Ağırlıkta Şengal’de çekildi

Çekimlerin nerelerde yapıldığını merak ediyor ve soruyorum: Projeyi bir bütün Nûjiyan arkadaşın yaşadığı yerlerde çekmek isterdim ama olmadı. Ağırlıkta Şengal’de yapıldı. Kimi sahneleri Rojava’da çektik. İlk karakterini kazandığı, yeni yaşama ilk adımlarını attığı Urfa’da da kimi çekimleri yapmak istiyorduk ama olmadı. Şengal ise Nûjiyan arkadaşın son nefesini verdiği yerdir. Burada savaşa tanıklık etti. Kutsal bir mekandı. Şengal’in dağı, toprağı, coğrafyası çekimlerimize uygundu. Mevsimler biraz olumsuz etkiledi bizi. Çekimlerin küçük bir kısmı da Mexmûr’da yapıldı.

Ekip 3 kadından oluşuyor

Böylesi önemli bir projede ekip de önemli. Jinda Asmen 3 kişilik ekipleri olduğunu söylüyor.

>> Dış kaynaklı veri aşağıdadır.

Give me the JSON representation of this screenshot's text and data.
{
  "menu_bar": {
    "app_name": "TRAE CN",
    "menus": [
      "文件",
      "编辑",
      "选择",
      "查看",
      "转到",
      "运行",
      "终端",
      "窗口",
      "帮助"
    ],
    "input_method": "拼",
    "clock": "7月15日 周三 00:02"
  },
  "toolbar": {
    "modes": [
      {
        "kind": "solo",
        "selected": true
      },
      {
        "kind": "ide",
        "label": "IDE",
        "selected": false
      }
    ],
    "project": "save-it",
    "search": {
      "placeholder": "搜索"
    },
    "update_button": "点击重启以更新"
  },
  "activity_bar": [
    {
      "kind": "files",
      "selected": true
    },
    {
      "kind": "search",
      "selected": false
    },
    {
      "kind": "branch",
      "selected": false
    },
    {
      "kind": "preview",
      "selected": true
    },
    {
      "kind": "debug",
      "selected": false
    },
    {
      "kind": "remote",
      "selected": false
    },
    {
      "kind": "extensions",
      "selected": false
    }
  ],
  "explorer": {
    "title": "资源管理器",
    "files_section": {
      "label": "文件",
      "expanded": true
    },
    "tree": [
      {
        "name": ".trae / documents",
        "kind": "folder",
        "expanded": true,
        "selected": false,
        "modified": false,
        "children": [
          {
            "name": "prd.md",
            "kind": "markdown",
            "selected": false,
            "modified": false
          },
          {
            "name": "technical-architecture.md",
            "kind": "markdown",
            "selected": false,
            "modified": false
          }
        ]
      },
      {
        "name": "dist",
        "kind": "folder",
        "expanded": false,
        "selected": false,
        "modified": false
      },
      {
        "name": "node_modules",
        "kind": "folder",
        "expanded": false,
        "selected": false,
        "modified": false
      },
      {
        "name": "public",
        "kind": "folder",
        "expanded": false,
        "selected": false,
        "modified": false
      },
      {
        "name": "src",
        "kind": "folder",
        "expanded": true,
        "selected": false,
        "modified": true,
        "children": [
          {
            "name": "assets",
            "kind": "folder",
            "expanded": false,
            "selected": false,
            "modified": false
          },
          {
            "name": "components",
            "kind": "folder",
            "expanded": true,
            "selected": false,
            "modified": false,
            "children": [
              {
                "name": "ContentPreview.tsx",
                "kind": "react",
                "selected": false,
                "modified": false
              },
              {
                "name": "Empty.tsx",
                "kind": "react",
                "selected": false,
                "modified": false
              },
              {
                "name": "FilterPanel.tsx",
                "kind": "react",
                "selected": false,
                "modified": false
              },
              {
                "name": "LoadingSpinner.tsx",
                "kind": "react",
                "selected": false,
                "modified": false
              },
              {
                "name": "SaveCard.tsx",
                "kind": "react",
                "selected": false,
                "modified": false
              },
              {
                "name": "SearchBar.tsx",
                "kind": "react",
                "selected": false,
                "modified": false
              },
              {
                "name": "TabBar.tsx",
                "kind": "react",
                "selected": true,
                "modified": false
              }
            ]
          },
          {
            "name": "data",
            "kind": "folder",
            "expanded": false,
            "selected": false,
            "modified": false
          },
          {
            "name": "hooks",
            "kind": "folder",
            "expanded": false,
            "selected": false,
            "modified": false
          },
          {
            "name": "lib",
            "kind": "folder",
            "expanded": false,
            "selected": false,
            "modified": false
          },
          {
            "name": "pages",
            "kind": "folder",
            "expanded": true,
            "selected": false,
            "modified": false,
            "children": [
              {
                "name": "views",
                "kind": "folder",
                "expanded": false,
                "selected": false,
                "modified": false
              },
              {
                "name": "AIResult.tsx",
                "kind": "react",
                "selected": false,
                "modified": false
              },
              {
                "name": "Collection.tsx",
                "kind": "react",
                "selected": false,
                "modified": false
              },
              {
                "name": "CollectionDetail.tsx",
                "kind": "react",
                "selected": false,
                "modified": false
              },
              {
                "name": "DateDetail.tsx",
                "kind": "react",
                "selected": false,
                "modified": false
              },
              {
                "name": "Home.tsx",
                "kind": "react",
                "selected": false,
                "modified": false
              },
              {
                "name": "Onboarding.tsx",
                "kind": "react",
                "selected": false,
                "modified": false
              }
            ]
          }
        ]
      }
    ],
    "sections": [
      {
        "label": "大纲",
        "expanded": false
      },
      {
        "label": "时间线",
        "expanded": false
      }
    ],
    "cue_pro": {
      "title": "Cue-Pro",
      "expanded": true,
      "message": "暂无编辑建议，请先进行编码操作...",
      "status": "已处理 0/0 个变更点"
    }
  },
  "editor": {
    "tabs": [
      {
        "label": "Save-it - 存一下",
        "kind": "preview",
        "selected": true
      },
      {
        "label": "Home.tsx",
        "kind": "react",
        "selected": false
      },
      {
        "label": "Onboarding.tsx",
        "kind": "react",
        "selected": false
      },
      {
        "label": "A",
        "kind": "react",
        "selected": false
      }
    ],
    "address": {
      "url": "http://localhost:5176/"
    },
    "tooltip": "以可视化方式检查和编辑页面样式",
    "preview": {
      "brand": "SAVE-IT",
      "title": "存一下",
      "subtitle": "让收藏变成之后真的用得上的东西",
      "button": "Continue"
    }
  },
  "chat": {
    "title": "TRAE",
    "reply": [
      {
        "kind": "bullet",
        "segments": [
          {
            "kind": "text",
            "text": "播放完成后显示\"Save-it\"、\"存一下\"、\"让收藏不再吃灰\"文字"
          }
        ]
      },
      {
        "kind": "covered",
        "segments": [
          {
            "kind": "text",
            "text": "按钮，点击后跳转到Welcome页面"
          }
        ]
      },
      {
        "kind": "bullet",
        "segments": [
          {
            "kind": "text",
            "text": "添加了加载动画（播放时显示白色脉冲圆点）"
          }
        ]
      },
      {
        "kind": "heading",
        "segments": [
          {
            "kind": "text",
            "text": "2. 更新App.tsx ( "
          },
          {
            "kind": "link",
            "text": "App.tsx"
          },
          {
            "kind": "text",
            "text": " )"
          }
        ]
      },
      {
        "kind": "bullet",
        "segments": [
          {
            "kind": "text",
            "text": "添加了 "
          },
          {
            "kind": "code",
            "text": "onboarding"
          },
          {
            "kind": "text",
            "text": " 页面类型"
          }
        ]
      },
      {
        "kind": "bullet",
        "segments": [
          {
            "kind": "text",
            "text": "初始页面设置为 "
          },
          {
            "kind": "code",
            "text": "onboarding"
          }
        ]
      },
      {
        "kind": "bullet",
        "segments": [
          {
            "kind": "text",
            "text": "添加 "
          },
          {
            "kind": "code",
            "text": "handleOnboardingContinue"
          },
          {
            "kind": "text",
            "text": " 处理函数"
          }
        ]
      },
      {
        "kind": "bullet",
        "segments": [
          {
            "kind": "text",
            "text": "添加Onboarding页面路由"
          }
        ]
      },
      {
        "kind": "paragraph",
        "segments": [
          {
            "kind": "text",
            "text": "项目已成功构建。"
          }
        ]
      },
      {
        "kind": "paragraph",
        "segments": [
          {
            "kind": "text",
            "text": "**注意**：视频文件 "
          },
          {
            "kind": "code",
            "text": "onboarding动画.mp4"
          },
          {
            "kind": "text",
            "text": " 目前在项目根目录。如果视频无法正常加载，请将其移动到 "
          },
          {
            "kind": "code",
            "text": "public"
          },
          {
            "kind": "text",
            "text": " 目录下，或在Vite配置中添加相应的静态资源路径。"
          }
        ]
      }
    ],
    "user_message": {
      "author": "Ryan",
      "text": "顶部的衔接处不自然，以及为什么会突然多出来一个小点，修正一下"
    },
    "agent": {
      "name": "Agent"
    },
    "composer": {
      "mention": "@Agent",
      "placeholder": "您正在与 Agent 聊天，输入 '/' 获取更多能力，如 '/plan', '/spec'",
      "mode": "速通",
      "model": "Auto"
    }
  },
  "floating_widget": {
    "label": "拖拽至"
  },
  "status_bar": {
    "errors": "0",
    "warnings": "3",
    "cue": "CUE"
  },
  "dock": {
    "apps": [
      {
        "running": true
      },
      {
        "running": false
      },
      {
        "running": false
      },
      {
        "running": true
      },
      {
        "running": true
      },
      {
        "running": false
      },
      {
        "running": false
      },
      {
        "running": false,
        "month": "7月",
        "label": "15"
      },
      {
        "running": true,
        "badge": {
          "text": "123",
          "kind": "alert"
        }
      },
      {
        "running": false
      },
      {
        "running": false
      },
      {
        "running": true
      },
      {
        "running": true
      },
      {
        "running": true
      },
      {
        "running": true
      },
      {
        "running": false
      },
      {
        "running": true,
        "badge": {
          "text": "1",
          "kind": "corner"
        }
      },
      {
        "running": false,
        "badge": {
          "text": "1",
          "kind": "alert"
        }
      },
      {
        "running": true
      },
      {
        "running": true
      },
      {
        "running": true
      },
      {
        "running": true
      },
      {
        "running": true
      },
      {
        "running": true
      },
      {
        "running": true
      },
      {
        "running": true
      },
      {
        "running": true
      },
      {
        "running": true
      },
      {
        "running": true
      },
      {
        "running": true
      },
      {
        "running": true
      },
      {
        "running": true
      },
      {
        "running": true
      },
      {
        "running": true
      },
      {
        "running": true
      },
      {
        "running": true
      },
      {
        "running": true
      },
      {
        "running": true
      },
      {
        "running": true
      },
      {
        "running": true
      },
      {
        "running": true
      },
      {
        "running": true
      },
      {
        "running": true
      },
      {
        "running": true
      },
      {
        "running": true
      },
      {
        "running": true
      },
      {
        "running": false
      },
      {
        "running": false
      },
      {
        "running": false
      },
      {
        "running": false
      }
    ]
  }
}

Tabii ki Şengal halkının büyük desteğini de belirtmeden geçmiyor:  Projede 3 kişilik bir kadın ekibi olarak çalıştık. Ben, Zinarîn Zinar ve oyuncu rolünde Feride Zade. Yönetmen, yönetmen yardımcılığı, prodüksiyon derken 3 kadın bu projede sinemanın birçok dalına dokunduk. Tüm çalışmaları kolektif yürüttük. Bu ekip dışında da birçok kişinin emeği geçti. Örneğin Şengal halkı bize çok destek sundu. Kıt imkanlar ile yürütülen bir proje oldu. Işık veya kamera sistemi, birçok prodüksiyonda olan teknik alt yapı bizde yoktu. Çekimleri, Şengal’e saldırıların olduğu, savaşın sürdüğü bir süreçte yaptık.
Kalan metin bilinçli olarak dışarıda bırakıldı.